Supreme Court Amends Rule 13

Following the passage of Senate Bill 559/House Bill 628, the Tennessee Supreme Court has amended Sections 1 and 2 of Rule 13  of the Tennessee Annotated Code. Section 1 concerns the right to counsel and procedure for appointment of counsel, while Section 2 deals with compensation of counsel in non-capital cases.

Katharine Traylor Schaffzin is the new dean at the Cecil C. Humphreys School of Law, the first woman to hold that position.

Memphis Law Names Schaffzin New Law Dean

The University of Memphis in July named Katharine Traylor Schaffzin as the new dean of the University of Memphis Cecil C. Humphreys School of Law. She has been with the University of Memphis since 2009, most recently serving as Interim Dean of Memphis Law over the past year.
Schaffzin is the first woman in the history of the law school to serve as dean. There are now two women of six law school deans in Tennessee.

LMU Praised for ‘Reimagining Legal Education’  Lincoln Memorial University’s Duncan School of Law gets a shout-out in a recent issue of SE Texas Record, for its practical approach as “an unusual school that offers a sharp contrast to the prevailing model.” Mark Pulliam writes about LMU’s attraction for non-traditional students, which emphasizes “skills-based instruction, and seeks to train lawyers who will service the legal needs of ordinary people in rural areas of the state, primarily as solo practitioners or attorneys working at small firms.”
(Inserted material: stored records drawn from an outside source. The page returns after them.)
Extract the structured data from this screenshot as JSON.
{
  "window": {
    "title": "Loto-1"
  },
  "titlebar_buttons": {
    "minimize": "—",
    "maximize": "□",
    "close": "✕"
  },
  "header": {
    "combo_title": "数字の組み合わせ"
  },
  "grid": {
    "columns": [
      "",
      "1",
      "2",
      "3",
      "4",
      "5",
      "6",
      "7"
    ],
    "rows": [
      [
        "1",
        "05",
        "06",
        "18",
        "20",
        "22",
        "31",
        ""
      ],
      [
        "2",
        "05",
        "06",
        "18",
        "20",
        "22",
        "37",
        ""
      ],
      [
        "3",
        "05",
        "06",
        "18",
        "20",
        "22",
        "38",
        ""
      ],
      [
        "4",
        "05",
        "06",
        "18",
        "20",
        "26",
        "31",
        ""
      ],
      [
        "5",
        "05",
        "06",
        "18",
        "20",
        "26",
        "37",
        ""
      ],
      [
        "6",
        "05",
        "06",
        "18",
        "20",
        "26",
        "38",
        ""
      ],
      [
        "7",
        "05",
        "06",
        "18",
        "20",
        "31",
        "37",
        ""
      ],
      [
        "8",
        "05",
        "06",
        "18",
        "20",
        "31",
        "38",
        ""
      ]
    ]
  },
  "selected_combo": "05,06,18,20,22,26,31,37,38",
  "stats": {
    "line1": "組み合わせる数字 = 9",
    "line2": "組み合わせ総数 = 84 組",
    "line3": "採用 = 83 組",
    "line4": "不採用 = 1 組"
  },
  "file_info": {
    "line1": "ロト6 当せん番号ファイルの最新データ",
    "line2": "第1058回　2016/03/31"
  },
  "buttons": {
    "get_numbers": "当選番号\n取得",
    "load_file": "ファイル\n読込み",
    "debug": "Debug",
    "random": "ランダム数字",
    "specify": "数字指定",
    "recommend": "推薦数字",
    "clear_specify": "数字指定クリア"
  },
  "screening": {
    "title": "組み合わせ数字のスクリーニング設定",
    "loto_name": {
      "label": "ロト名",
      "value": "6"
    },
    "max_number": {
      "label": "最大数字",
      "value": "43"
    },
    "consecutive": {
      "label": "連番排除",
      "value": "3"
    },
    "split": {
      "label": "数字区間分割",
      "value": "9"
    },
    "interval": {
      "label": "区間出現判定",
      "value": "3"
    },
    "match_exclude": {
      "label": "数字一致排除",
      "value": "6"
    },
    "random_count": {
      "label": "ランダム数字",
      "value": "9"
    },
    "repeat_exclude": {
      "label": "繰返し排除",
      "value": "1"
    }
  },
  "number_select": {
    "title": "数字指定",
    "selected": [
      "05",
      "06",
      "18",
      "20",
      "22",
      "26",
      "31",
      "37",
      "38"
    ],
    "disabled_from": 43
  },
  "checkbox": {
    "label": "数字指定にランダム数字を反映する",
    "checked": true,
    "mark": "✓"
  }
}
The U.S. District Court for the Eastern District has a new,
community-oriented website focusing on topics of interest to the public.

Eastern District Adds User-Friendly Website to Civics Education Efforts

The U.S. District Court for the Eastern District of Tennessee has a new website called “Connections,” designed to bring information to the community about everything from naturalization ceremonies, courthouse tours, available speakers, resources for educators and more. Coordinated by Magistrate Judge Cliff Corker in Greeneville, the site also includes significant cases from the district, information about essay and art contests, as well as a Teachers Law School. The site is part of a larger effort by the court to bring civics education to the public.